Depuis 2001, date de sa création, Richard Mille a toujours démontré qu’il était un horloger à part. Lors du dernier SIHH, il a encore prouvé sa capacité à étonner dans un univers de la haute horlogerie parfois compassé. Son stand — le plus surprenant et attirant du salon avec celui d’Hermès — est à l’image de sa créativité décalée : dans une ambiance de confiserie sortie tout droit d’Alice au pays des merveilles, l’horloger suisse a présenté la « Bonbon Collection » où des friandises colorées, — marshmallow, cupcake, sucette, réglisse… —, animent ses boîtiers iconiques. Plus féminines que masculines, ces montres gourmandes ont séduit à tel point que les 10 modèles déclinés en 30 exemplaires chacun auraient été vendus en trois jours… Une prouesse quand on sait que les montres Richard Mille se vendent au prix moyen de 180.000 euros ! On se demande pourquoi il a annoncé vouloir quitter le grand rendez-vous genevois l’année prochaine ?...

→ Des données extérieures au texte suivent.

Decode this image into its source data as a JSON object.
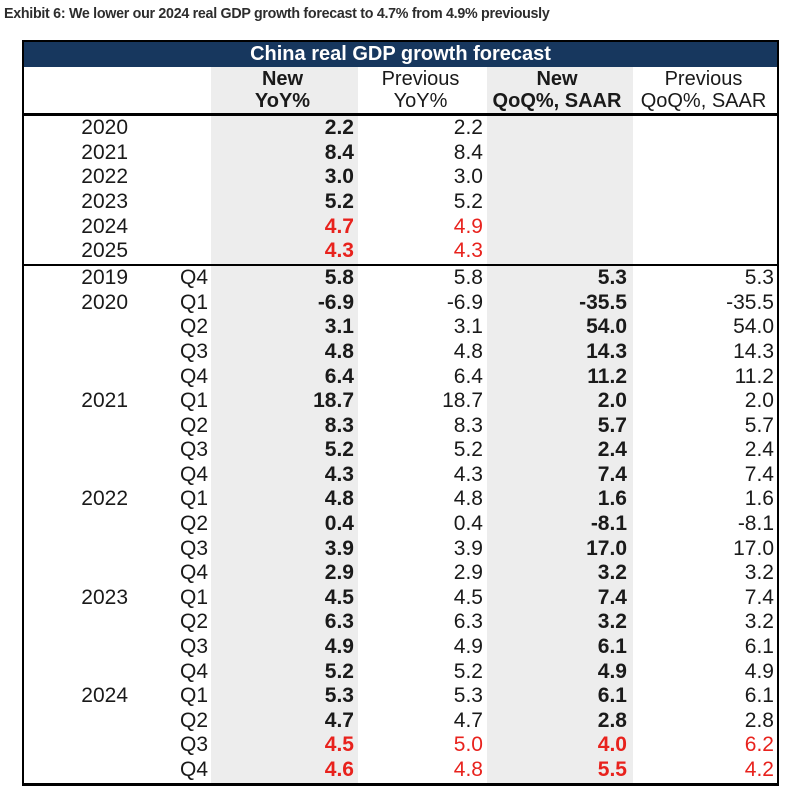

En réalité, Richard Mille (4.800 montres vendues en 2018 pour un CA de 300 millions de CHF) suit une stratégie d’exclusivité renforcée par un contrôle de sa distribution en éliminant les détaillants multimarques au profit de magasins en propre. Une stratégie inéluctable pour les marques de luxe dignes de ce nom qui ne délèguent pas ce point de contact essentiel avec les clients que sont les magasins.
Plus encore, Richard Mille sait aussi inventer ses propres codes esthétiques et marketing, à l’image d’une marque fashion style comme Louis Vuitton : Richard Mille valorise son savoir-faire d’horloger, comme Louis Vuitton valorise son savoir-faire de malletier ; Richard Mille crée une collection de montres bonbons improbables, Louis Vuitton crée une collection de sacs incongrus avec Jeff Koons qui détourne les grands maîtres de la peinture ; Richard Mille et Louis Vuitton sont dans l’exploration esthétique sans limite et sans se préoccuper du « bon ton » ou du « bon goût » ; Richard Mille et Louis Vuitton sont des cool brands qui possèdent une solide base d’aficionados qui les suivent et les soutiennent sans condition… ou presque ! Richard Mille comme Louis Vuitton ne suivent pas le mainstream, ils tracent leur propre route, selon la formule « qui m’aime me suive… »
Dans un environnement concurrentiel marchand plutôt uniforme, sortir des sentiers battus est une exigence, casser les codes est une nécessité, à condition d’avoir une culture de marque qui supporte les écarts, quitte à choquer les traditionnalistes. Produire quelque chose qui plait à tout le monde a de grandes chances de ne plaire à personne : Richard Mille évalue sa base de clients à 10/12.000 personnes, une communauté réduite appréciant qu'une telle marque ne se galvaude pas et préserve son intégrité à forger de l’audace.